'Just the good dreams are left': Local Indigenous group builds Reconciliation Dreamcatcher

A local Indigenous group has created a large dreamcatcher, as a way to move towards reconciliation.

Anishnabeg Outreach built an eight foot tall dreamcatcher, with the intention that it will spread out to the entire Waterloo Region.

“Instead of having nightmares, they have just the good dreams that are left instead,” said Stephen Jackson, CEO of Anishnabeg Outreach.  “It’s about bringing community together to achieve the outcomes of reconciliation.”

The dreamcatcher will be used as a form of healing, by turning nightmares into dreams.  The group said it will catch all the bad dreams, which will slide down to the feathers, and the nightmares will burn in the first ray of the morning light.

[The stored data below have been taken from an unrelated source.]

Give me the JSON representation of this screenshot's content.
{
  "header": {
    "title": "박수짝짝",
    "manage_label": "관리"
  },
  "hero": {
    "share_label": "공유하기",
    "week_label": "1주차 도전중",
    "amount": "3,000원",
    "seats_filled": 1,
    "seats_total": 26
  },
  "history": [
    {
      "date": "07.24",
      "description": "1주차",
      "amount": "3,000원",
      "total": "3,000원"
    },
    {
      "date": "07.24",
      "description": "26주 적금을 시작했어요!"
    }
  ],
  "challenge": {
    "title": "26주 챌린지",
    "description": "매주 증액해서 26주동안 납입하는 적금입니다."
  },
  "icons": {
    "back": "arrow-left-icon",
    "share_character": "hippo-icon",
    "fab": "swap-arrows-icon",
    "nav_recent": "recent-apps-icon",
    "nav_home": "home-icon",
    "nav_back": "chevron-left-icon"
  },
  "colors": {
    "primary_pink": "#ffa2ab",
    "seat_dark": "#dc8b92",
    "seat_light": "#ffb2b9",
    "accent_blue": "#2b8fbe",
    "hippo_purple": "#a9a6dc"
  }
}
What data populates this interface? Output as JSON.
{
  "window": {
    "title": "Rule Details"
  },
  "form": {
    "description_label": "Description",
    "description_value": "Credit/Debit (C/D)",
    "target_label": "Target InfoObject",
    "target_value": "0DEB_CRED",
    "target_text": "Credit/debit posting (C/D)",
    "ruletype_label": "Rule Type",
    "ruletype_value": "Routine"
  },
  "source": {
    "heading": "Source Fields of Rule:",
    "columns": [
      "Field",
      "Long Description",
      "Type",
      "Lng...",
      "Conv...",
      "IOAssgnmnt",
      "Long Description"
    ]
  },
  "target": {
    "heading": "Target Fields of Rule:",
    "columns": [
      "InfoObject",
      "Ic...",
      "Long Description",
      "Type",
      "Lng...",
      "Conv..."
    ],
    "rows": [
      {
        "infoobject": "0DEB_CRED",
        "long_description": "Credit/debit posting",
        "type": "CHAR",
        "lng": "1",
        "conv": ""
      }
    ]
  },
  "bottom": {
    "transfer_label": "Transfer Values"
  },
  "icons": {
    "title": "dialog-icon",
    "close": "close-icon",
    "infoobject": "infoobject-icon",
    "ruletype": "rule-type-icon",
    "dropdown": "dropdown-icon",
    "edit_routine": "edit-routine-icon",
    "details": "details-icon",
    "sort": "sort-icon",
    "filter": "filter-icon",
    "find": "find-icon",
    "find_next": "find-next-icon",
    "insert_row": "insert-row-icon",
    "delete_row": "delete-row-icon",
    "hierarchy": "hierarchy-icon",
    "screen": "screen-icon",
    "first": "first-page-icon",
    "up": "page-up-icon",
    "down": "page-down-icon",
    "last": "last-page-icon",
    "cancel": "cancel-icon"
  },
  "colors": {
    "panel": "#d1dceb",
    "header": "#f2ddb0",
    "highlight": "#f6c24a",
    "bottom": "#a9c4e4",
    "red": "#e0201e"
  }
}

The outer ring of the four sided catcher has four medicines inside the wrappings – sage, cedar, sweet grass, and tobacco – as a way to “give power” to the dreamcatcher.

“Each of the medicines offers a form of protection,” said Melissa Joseph, cultural program support worker with Anishnabeg Outreach. “Cedar’s a women’s medicine, sweet grass and tobacco is our main medicine, it carries our prayers up to creator. The sage, is a purification medicine.”

The dreamcatcher now hangs 40 feet in the air, as a way for the community to dream of reconciliation together.